Page:Revue des Deux Mondes - 1866 - tome 61.djvu/736

La bibliothèque libre.
Le texte de cette page a été corrigé et est conforme au fac-similé.

On peut dire, il est vrai, que le droit de 50 centimes par quintal métrique équivaut au droit fixe perçu en Angleterre ; mais encore une fois nous n’avons pas les mêmes raisons que les Anglais pour accorder une faveur aux blés étrangers. Les Anglais ont à remplir un déficit annuel et régulier ; sans une introduction continue, la famine régnerait chez eux en permanence, et les prix du blé indigène monteraient à des taux intolérables. C’est d’ailleurs ici le lieu de rappeler que ce droit de 50 centimes, réellement perçu en Angleterre, ne l’est pas en France, ce qui constitue le second grief dont l’agriculture nous paraît en droit de réclamer le redressement.
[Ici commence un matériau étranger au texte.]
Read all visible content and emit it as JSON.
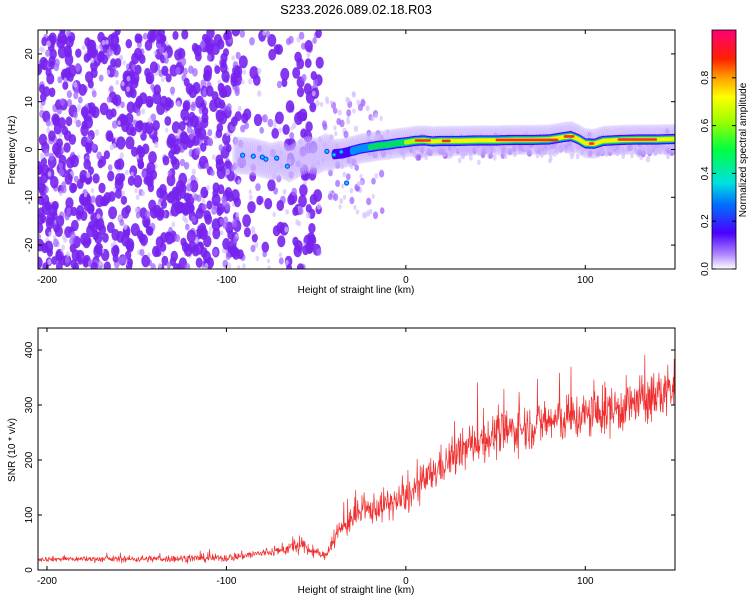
{
  "title": "S233.2026.089.02.18.R03",
  "colors": {
    "signal": "#ff2a2a",
    "snr_line": "#f03030",
    "speckle": "#7722ee",
    "axis": "#000000"
  },
  "chart_data": [
    {
      "type": "heatmap",
      "title": "S233.2026.089.02.18.R03",
      "xlabel": "Height of straight line (km)",
      "ylabel": "Frequency (Hz)",
      "xlim": [
        -205,
        150
      ],
      "ylim": [
        -25,
        25
      ],
      "xticks": [
        -200,
        -100,
        0,
        100
      ],
      "xtick_labels": [
        "-200",
        "-100",
        "0",
        "100"
      ],
      "yticks": [
        -20,
        -10,
        0,
        10,
        20
      ],
      "ytick_labels": [
        "-20",
        "-10",
        "0",
        "10",
        "20"
      ],
      "colorbar": {
        "label": "Normalized spectral amplitude",
        "range": [
          0,
          1
        ],
        "ticks": [
          0.0,
          0.2,
          0.4,
          0.6,
          0.8
        ],
        "tick_labels": [
          "0.0",
          "0.2",
          "0.4",
          "0.6",
          "0.8"
        ]
      },
      "signal_trace": {
        "height_km": [
          -95,
          -85,
          -80,
          -75,
          -70,
          -65,
          -55,
          -50,
          -45,
          -40,
          -35,
          -30,
          -25,
          -20,
          -15,
          -10,
          -5,
          0,
          5,
          10,
          15,
          20,
          30,
          40,
          50,
          60,
          70,
          80,
          88,
          92,
          96,
          100,
          105,
          110,
          120,
          130,
          140,
          150
        ],
        "frequency_hz": [
          -1.2,
          -1.5,
          -2.0,
          -2.5,
          -2.0,
          -3.0,
          -1.0,
          -1.5,
          -0.5,
          -1.0,
          -0.8,
          -0.3,
          0.2,
          0.5,
          0.8,
          1.0,
          1.3,
          1.5,
          1.8,
          1.9,
          1.7,
          1.8,
          1.8,
          1.9,
          1.9,
          2.0,
          2.0,
          2.1,
          2.6,
          2.8,
          2.2,
          1.3,
          1.2,
          1.8,
          2.0,
          2.1,
          2.1,
          2.2
        ]
      }
    },
    {
      "type": "line",
      "xlabel": "Height of straight line (km)",
      "ylabel": "SNR (10 * v/v)",
      "xlim": [
        -205,
        150
      ],
      "ylim": [
        0,
        440
      ],
      "xticks": [
        -200,
        -100,
        0,
        100
      ],
      "xtick_labels": [
        "-200",
        "-100",
        "0",
        "100"
      ],
      "yticks": [
        0,
        100,
        200,
        300,
        400
      ],
      "ytick_labels": [
        "0",
        "100",
        "200",
        "300",
        "400"
      ],
      "trend": {
        "height_km": [
          -205,
          -150,
          -100,
          -70,
          -60,
          -45,
          -40,
          -30,
          -20,
          0,
          20,
          40,
          60,
          80,
          100,
          120,
          140,
          150
        ],
        "snr": [
          20,
          20,
          22,
          35,
          45,
          25,
          60,
          95,
          110,
          130,
          190,
          235,
          255,
          270,
          280,
          295,
          315,
          335
        ]
      },
      "noise_amplitude": {
        "height_km": [
          -205,
          -70,
          -60,
          -45,
          -40,
          0,
          40,
          100,
          150
        ],
        "snr": [
          8,
          15,
          30,
          10,
          40,
          55,
          70,
          80,
          85
        ]
      }
    }
  ]
}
On comprend que, pour faciliter en France la mouture des blés étrangers pour la réexportation, on admette en franchise de droits les blés réexportés à l’état de farines ; mais il ne faut pas que cette latitude dégénère en abus. Or l’abus est maintenant évident ; ce qui devait être l’exception est devenu la règle. En permettant de compenser les blés qui entrent à Marseille avec les farines qui sortent à Dunkerque, on a supprimé dans la pratique la perception du droit, et par conséquent violé la loi même de 1861. Les blés qui entrent à Marseille passent presque tous dans la consommation française, et les farines qui sortent par les ports du nord sont fabriquées avec des blés français. La réexportation est donc ici une fiction, puisque ce ne sont pas les mêmes blés qui entrent d’un côté et qui sortent de l’autre. Si l’on ne veut plus du droit établi par la loi de 1861, qu’on change la loi, car les lois ne sont pas faites pour être éludées. On aurait à la rigueur le droit de demander que toute espèce de compensation fût interdite, car la loi ne distingue pas ; il n’est pas nécessaire d’aller jusque-là : la faculté d’introduire des blés en franchise en les réexportant peut être conservée, mais à la condition que l’importation et l’exportation aient lieu par le même port ou tout au moins par la même côte.

Si l’exécution de la loi devait porter quelque atteinte à notre exportation de farines, il serait bon d’y regarder à deux fois ; mais on peut affirmer qu’il ne sortira pas un quintal de farine de moins : une exemption de 50 cent, par quintal métrique de blé à partager entre l’importateur et l’exportateur ne peut pas être une grande affaire. Quand même le droit serait porté à 1 franc 25 cent., les prix à l’intérieur n’en recevraient pas une assez forte impulsion pour restreindre l’exportation. L’exemption actuelle du droit agit comme une prime à la sortie des farines, et les primes à l’exportation ne sont pas moins contraires aux principes de l’économie politique que les droits protecteurs contre l’importation. Ce qui prouve, à n’en pas douter, l’inutilité de la prime, c’est qu’une partie seulement des farines qui sortent jouit de cette faveur ; il n’entre pas assez de blé étranger pour compenser toutes les farines exportées.